The decree of the circuit court, in equity, is modified so that .the maintenance allowance is fixed at two hundred dollars a year, one hundred dollars is made payable January 1st, and one hundred dollars on July 1st of each year: the first payment is directed to be made at once, and the next on July 1st, 1941; and one hundred dollars for attorney’s fee payable forthwith, and to declare a lien for their payment on the three hundred and forty acres of land owned by appellant in Fayette County, Alabama, on which he resides as a homestead. If said sums are not promptly paid when due, an application may be made in a supplementary proceeding in the circuit court, in equity, in this cause to enforce the lien hereby declared for its payment. Full jurisdiction is reserved for that court to that extent as well as to modify the amount of the allowance if equitable to meet conditions which may hereafter be different from what they are as shown by this record. All the costs of both courts are taxed against appellant.

Modified and affirmed.

GARDNER, C. J., BOULDIN, and LIVINGSTON, JJ., concur.

BOULDIN, Justice

(limiting concurrence).

I concur in the decision in this cause. The opinion discloses the result is worked out on equitable grounds in view of the facts of the case.

However, I apprehend that our repeated announcement of the rule that allowances of this sort can be made only from the income or earning capacity of the husband, without limiting its application, may lead to manifest injustice.

One of the basic, fundamental, everywhere recognized legal obligations of the husband is the support and maintenance of his wife. This obligation is conditioned on the obligation of the wife to live with the husband and contribute to the making of a home for both.

If the husband, by wrongful conduct, drives the wife from home, so demeans himself that she may rightfully leave him, and take up her abode elsewhere, the husband’s obligation to furnish support and maintenance is not abrogated, nor lessened. It may be the more imperative.

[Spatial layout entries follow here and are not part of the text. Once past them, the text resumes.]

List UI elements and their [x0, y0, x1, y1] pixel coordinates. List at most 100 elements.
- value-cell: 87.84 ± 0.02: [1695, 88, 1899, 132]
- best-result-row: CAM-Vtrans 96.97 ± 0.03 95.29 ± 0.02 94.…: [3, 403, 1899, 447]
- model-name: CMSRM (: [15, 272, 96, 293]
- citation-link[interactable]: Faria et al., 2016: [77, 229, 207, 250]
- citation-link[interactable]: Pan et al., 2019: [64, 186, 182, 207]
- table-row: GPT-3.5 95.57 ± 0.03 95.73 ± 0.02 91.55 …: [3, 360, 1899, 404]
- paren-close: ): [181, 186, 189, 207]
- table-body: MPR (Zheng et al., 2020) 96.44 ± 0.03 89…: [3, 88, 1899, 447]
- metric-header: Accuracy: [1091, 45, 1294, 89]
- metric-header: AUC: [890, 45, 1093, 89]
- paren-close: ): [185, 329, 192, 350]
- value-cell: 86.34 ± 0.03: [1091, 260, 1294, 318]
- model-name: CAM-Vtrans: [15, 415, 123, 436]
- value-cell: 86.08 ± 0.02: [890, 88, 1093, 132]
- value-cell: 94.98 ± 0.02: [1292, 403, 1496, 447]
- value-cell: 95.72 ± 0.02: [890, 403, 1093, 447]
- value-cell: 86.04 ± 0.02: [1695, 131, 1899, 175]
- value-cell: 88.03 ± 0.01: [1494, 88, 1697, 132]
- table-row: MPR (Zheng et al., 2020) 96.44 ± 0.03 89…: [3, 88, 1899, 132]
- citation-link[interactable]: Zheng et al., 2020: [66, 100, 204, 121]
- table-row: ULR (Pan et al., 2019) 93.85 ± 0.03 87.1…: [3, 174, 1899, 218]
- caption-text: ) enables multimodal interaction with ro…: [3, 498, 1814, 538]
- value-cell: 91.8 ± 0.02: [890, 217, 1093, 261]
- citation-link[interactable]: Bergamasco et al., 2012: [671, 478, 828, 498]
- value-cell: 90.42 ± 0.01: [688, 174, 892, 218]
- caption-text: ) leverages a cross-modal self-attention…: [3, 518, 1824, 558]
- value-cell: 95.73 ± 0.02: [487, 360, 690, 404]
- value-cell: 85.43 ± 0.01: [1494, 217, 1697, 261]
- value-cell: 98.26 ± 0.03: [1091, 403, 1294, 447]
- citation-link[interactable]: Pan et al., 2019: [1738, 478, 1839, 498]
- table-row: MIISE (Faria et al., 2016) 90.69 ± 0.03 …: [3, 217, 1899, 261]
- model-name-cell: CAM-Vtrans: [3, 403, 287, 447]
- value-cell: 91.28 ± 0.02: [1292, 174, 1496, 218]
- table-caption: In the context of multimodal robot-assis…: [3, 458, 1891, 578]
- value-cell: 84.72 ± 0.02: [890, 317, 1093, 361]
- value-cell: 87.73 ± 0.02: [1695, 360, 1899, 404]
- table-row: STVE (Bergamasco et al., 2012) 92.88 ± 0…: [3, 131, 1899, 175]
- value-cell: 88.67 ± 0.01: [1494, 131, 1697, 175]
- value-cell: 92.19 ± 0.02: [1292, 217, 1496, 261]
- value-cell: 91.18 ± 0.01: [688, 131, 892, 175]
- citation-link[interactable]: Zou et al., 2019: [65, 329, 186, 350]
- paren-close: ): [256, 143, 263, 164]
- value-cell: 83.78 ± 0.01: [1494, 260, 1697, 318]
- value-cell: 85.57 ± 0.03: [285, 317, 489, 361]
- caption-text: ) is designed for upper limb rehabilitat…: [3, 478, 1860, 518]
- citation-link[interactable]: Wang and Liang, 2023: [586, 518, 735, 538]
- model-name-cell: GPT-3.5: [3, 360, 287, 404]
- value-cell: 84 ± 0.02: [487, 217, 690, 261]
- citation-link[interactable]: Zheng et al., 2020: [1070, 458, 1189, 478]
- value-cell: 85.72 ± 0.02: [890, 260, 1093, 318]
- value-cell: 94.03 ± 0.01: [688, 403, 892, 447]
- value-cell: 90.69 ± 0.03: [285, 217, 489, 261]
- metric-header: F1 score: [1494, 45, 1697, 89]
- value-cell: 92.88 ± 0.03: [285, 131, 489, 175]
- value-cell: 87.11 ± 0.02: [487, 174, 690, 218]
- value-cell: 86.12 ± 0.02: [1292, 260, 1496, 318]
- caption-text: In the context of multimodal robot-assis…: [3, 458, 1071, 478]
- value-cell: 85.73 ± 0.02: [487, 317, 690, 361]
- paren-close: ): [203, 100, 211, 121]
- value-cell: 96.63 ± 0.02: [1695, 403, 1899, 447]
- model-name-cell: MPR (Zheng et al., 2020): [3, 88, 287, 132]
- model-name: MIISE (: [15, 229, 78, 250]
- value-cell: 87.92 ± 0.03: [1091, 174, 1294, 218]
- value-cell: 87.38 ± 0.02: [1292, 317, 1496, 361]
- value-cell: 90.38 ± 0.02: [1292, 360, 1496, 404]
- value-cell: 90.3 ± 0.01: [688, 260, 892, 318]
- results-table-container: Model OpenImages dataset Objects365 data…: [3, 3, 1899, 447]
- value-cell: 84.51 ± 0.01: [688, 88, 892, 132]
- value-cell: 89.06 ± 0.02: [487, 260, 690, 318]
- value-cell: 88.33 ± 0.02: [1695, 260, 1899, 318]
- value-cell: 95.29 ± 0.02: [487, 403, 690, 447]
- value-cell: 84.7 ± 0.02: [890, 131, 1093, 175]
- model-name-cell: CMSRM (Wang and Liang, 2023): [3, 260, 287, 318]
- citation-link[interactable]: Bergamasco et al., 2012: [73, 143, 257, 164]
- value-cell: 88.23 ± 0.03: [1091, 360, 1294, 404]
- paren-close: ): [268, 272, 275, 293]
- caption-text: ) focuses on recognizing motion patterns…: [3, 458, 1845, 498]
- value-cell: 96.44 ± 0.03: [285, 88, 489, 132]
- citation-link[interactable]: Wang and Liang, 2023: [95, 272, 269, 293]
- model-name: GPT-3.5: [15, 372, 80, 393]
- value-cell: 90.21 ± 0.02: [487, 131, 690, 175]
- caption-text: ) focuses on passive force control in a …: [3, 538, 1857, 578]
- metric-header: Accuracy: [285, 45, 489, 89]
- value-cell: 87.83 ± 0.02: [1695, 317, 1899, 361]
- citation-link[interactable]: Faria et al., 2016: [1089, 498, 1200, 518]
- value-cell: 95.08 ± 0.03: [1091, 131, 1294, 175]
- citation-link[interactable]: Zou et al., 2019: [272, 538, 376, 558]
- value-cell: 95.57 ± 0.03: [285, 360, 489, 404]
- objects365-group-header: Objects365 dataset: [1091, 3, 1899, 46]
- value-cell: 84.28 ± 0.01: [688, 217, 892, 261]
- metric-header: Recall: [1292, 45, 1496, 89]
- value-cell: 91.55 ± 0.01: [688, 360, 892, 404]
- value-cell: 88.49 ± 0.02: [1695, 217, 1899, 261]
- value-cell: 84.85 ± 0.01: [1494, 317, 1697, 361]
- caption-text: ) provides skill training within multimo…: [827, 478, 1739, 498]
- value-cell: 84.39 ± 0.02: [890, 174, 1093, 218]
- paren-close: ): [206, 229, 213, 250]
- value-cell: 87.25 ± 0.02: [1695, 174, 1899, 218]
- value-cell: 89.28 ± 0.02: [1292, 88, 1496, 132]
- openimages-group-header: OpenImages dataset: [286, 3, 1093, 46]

. Here, we have a case of two old people, who have lived and labored together for half a century, accumulating not only a body of farm lands, but a substantial estate in money. Suppose, by reason of age and other conditions, the husband has ceased to have earning capacity, or any substantial income from his holdings, very like the case before us, what of the rule? If, in such case, he turn his wife out, and she does not want to finally sever the bonds of matrimony (if indeed she could do so), but asks a court of equity to require her husband to fulfill his obligation to support and maintain his wife, will she be denied relief because there is no income nor earning capacity, when there is an estate frugally accumulated for old age?

To ask the question, to my thinking, is to answer it in the negative. The notion that the income and earning capacity alone are to be considered because the wife is not entitled to a division of the corpus of the estate, and will get dower and distributive share at the death o.f the husband, is wholly illogical. It ignores the clear duty of the husband while living. The duty of maintenance is the reason for making any allowance. The estate to be divided on absolute divorce, or on the death of the husband, is not to be enhanced by disregard of obligations while living. To deny the wife the means of living, without fault on her part, because she may, by suing for an absolute divorce, obtain permanent alimony based on the value of the estate of the husband, is unjust. It would tend to force this course of action, when sound policy dictates that all incentives to reconciliation be left intact.

To deny her the means of living on the idea that maybe, if she survives the husband, she will get a share in the estate, is really absurd.

I write this merely to go on record to the effect that the rule stated in above opin-ion, following a long line of decisions, is not to be applied in disregard of the continuing obligations of the husband to support the wife, even from the corpus of the estate, if need be.